Joined: Thu Sep 25, 2008 6:13 pm Posts: 468 Location: Los Angeles, CA
I wanted to put together a simple little write up to help people record better audio for their locost videos. There are a lot of common problems that are quite simply solved if the right equipment is used in the right way.
Problems: Wind, SPL (Sound Pressure Level or "perceived volume"), and Vibration These are fairly unique to recording cars (at least they rarely show up together in anything but transportation recording). For this reason the microphone and recording system of your video camera are designed in exactly the wrong way for this type of recording.
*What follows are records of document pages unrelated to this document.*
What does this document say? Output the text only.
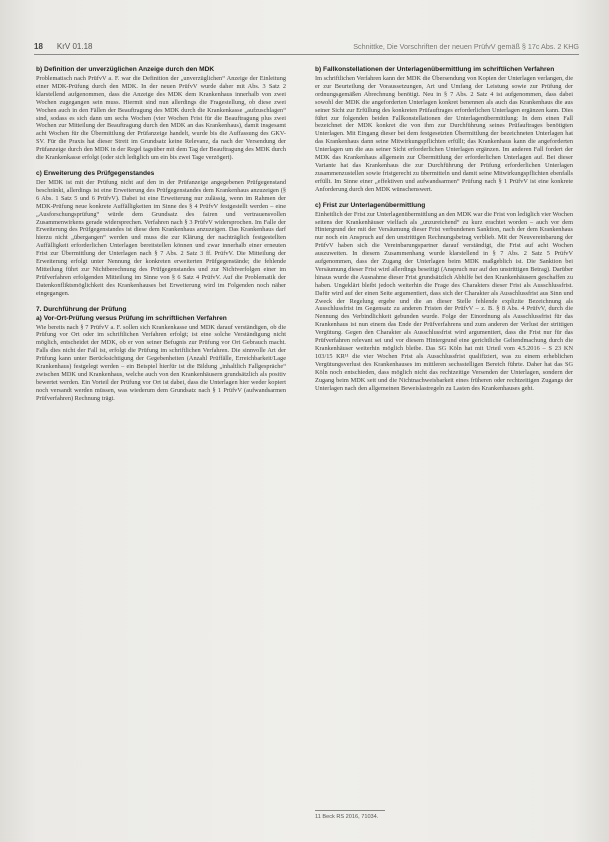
18 KrV 01.18	Schnittke, Die Vorschriften der neuen PrüfvV gemäß § 17c Abs. 2 KHG
b) Definition der unverzüglichen Anzeige durch den MDK

Problematisch nach PrüfvV a. F. war die Definition der „unverzüglichen“ Anzeige der Einleitung einer MDK-Prüfung durch den MDK. In der neuen PrüfvV wurde daher mit Abs. 3 Satz 2 klarstellend aufgenommen, dass die Anzeige des MDK dem Krankenhaus innerhalb von zwei Wochen zugegangen sein muss. Hiermit sind nun allerdings die Fragestellung, ob diese zwei Wochen auch in den Fällen der Beauftragung des MDK durch die Krankenkasse „aufzuschlagen“ sind, sodass es sich dann um sechs Wochen (vier Wochen Frist für die Beauftragung plus zwei Wochen zur Mitteilung der Beauftragung durch den MDK an das Krankenhaus), damit insgesamt acht Wochen für die Übermittlung der Prüfanzeige handelt, wurde bis die Auffassung des GKV-SV. Für die Praxis hat dieser Streit im Grundsatz keine Relevanz, da nach der Versendung der Prüfanzeige durch den MDK in der Regel tagsüber mit dem Tag der Beauftragung des MDK durch die Krankenkasse erfolgt (oder sich lediglich um ein bis zwei Tage verzögert).

c) Erweiterung des Prüfgegenstandes

Der MDK ist mit der Prüfung nicht auf den in der Prüfanzeige angegebenen Prüfgegenstand beschränkt, allerdings ist eine Erweiterung des Prüfgegenstandes dem Krankenhaus anzuzeigen (§ 6 Abs. 1 Satz 5 und 6 PrüfvV). Dabei ist eine Erweiterung nur zulässig, wenn im Rahmen der MDK-Prüfung neue konkrete Auffälligkeiten im Sinne des § 4 PrüfvV festgestellt werden – eine „Ausforschungsprüfung“ würde dem Grundsatz des fairen und vertrauensvollen Zusammenwirkens gerade widersprechen. Verfahren nach § 3 PrüfvV widersprochen. Im Falle der Erweiterung des Prüfgegenstandes ist diese dem Krankenhaus anzuzeigen. Das Krankenhaus darf hierzu nicht „übergangen“ werden und muss die zur Klärung der nachträglich festgestellten Auffälligkeit erforderlichen Unterlagen bereitstellen können und zwar innerhalb einer erneuten Frist zur Übermittlung der Unterlagen nach § 7 Abs. 2 Satz 3 ff. PrüfvV. Die Mitteilung der Erweiterung erfolgt unter Nennung der konkreten erweiterten Prüfgegenstände; die fehlende Mitteilung führt zur Nichtberechnung des Prüfgegenstandes und zur Nichtverfolgen einer im Prüfverfahren erfolgenden Mitteilung im Sinne von § 6 Satz 4 PrüfvV. Auf die Problematik der Datenkonfliktsmöglichkeit des Krankenhauses bei Erweiterung wird im Folgenden noch näher eingegangen.

7. Durchführung der Prüfung
a) Vor-Ort-Prüfung versus Prüfung im schriftlichen Verfahren

Wie bereits nach § 7 PrüfvV a. F. sollen sich Krankenkasse und MDK darauf verständigen, ob die Prüfung vor Ort oder im schriftlichen Verfahren erfolgt; ist eine solche Verständigung nicht möglich, entscheidet der MDK, ob er von seiner Befugnis zur Prüfung vor Ort Gebrauch macht. Falls dies nicht der Fall ist, erfolgt die Prüfung im schriftlichen Verfahren. Die sinnvolle Art der Prüfung kann unter Berücksichtigung der Gegebenheiten (Anzahl Prüffälle, Erreichbarkeit/Lage Krankenhaus) festgelegt werden – ein Beispiel hierfür ist die Bildung „inhaltlich Fallgespräche“ zwischen MDK und Krankenhaus, welche auch von den Krankenhäusern grundsätzlich als positiv bewertet werden. Ein Vorteil der Prüfung vor Ort ist dabei, dass die Unterlagen hier weder kopiert noch versandt werden müssen, was wiederum dem Grundsatz nach § 1 PrüfvV (aufwandsarmen Prüfverfahren) Rechnung trägt.

b) Fallkonstellationen der Unterlagenübermittlung im schriftlichen Verfahren

Im schriftlichen Verfahren kann der MDK die Übersendung von Kopien der Unterlagen verlangen, die er zur Beurteilung der Voraussetzungen, Art und Umfang der Leistung sowie zur Prüfung der ordnungsgemäßen Abrechnung benötigt. Neu in § 7 Abs. 2 Satz 4 ist aufgenommen, dass dabei sowohl der MDK die angeforderten Unterlagen konkret benennen als auch das Krankenhaus die aus seiner Sicht zur Erfüllung des konkreten Prüfauftrages erforderlichen Unterlagen ergänzen kann. Dies führt zur folgenden beiden Fallkonstellationen der Unterlagenübermittlung: In dem einen Fall bezeichnet der MDK konkret die von ihm zur Durchführung seines Prüfauftrages benötigten Unterlagen. Mit Eingang dieser bei dem festgesetzten Übermittlung der bezeichneten Unterlagen hat das Krankenhaus dann seine Mitwirkungspflichten erfüllt; das Krankenhaus kann die angeforderten Unterlagen um die aus seiner Sicht erforderlichen Unterlagen ergänzen. Im anderen Fall fordert der MDK das Krankenhaus allgemein zur Übermittlung der erforderlichen Unterlagen auf. Bei dieser Variante hat das Krankenhaus die zur Durchführung der Prüfung erforderlichen Unterlagen zusammenzustellen sowie fristgerecht zu übermitteln und damit seine Mitwirkungspflichten ebenfalls erfüllt. Im Sinne einer „effektiven und aufwandsarmen“ Prüfung nach § 1 PrüfvV ist eine konkrete Anforderung durch den MDK wünschenswert.

c) Frist zur Unterlagenübermittlung

Einheitlich der Frist zur Unterlagenübermittlung an den MDK war die Frist von lediglich vier Wochen seitens der Krankenhäuser vielfach als „unzureichend“ zu kurz erachtet worden – auch vor dem Hintergrund der mit der Versäumung dieser Frist verbundenen Sanktion, nach der dem Krankenhaus nur noch ein Anspruch auf den unstrittigen Rechnungsbetrag verblieb. Mit der Neuvereinbarung der PrüfvV haben sich die Vereinbarungspartner darauf verständigt, die Frist auf acht Wochen auszuweiten. In diesem Zusammenhang wurde klarstellend in § 7 Abs. 2 Satz 5 PrüfvV aufgenommen, dass der Zugang der Unterlagen beim MDK maßgeblich ist. Die Sanktion bei Versäumung dieser Frist wird allerdings beseitigt (Anspruch nur auf den unstrittigen Betrag). Darüber hinaus wurde die Ausnahme dieser Frist grundsätzlich Abhilfe bei den Krankenhäusern geschaffen zu haben. Ungeklärt bleibt jedoch weiterhin die Frage des Charakters dieser Frist als Ausschlussfrist. Dafür wird auf der einen Seite argumentiert, dass sich der Charakter als Ausschlussfrist aus Sinn und Zweck der Regelung ergebe und die an dieser Stelle fehlende explizite Bezeichnung als Ausschlussfrist im Gegensatz zu anderen Fristen der PrüfvV – z. B. § 8 Abs. 4 PrüfvV, durch die Nennung des Verbindlichkeit gebunden wurde. Folge der Einordnung als Ausschlussfrist für das Krankenhaus ist nun einem das Ende der Prüfverfahrens und zum anderen der Verlust der strittigen Vergütung. Gegen den Charakter als Ausschlussfrist wird argumentiert, dass die Frist nur für das Prüfverfahren relevant sei und vor diesem Hintergrund eine gerichtliche Geltendmachung durch die Krankenhäuser weiterhin möglich bleibe. Das SG Köln hat mit Urteil vom 4.5.2016 – S 23 KN 103/15 KR¹¹ die vier Wochen Frist als Ausschlussfrist qualifiziert, was zu einem erheblichen Vergütungsverlust des Krankenhauses im mittleren sechsstelligen Bereich führte. Daher hat das SG Köln noch entschieden, dass möglich nicht das rechtzeitige Versenden der Unterlagen, sondern der Zugang beim MDK seit und die Nichtnachweisbarkeit eines früheren oder rechtzeitigen Zugangs der Unterlagen nach den allgemeinen Beweislastregeln zu Lasten des Krankenhauses geht.

11 Beck RS 2016, 71034.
The good news is that the right equipment will really fix most of your problems.
The Cheap Solution: •Recording :: If your video camera has a microphone input then you are in luck! If it doesn't then go out and buy one of these. External Microphone Input on a Kodak ZI8
•Microphone :: Now you need a microphone to attach to your recorder or your camera. You want a dynamic microphone, condensers can be better in many ways but they require phantom power and they tend to have lower SPL handling. A dynamic will be cheaper and will take way more abuse. The standard is the Shure SM57 for $99, but there are some other options that might serve you well. The PG56 is cheaper at $69 but has less low end response. The Opus 67 is more expensive but will be MUCH easier to mount by the exhaust pipe. •Windjamming :: You'll want to sock the end of the microphone with at least foam and a jammer if you can get one. This jammer will fit nearly any microphone and this foamie will fit the SM57. You could also just wrap it with something similar to acoustic foam. If you can use the back end of the car to shield the microphone from the wind that's also very helpful. •Isolation :: You want the microphone to be isolated from the vibrations of your chassis. Mount it off to the side of the exhaust pipe aimed across the mouth of the exhaust. Wrap it with foam and ziptie it down or tape the crap out of it, but ISOLATE IT. Don't build a fancy metal rig to bolt the microphone to the chassis or the audio will be ruined. The more isolation the better, but make sure it won't fall off in service. •Wiring :: Your microphone has a male XLR plug but your recorder has a 1/8" (really 3.5mm) mini jack. You'll have to do some tests to make sure you have something that will work but the general rule is that if you wire Pin 2 of the xlr to the tip of the mini plug and then wire pin 3 and 1 to the ring you will be fine. If the recorder/camera takes a stereo feed then 3 can be wired to ring and 1 can be wired to sleeve. You can easily just buy this cable here.
Now if you have to use an external recorder because your camera doesn't have a mic in then don't fret. Just make sure before you go for your drive you stand in front of the camera (so you are on film) and you clap really loudly. Later in your video editing software you can line up the clap on the recording with your hands coming together on the video, and now you know what that damn thing is on all those "making of films"
You'll need to have someone check the levels of the recordings while you drive, as your idle volume will be much lower than the "driven in anger" volume. You can certainly check and adjust yourself but it's faster to have a buddy. Then go out and drive.
If this is of interest to people I can expand this mini tutorial to include a bunch of different options and tricks for making your audio better.
Last edited by milo on Tue May 24, 2011 4:39 pm, edited 1 time in total.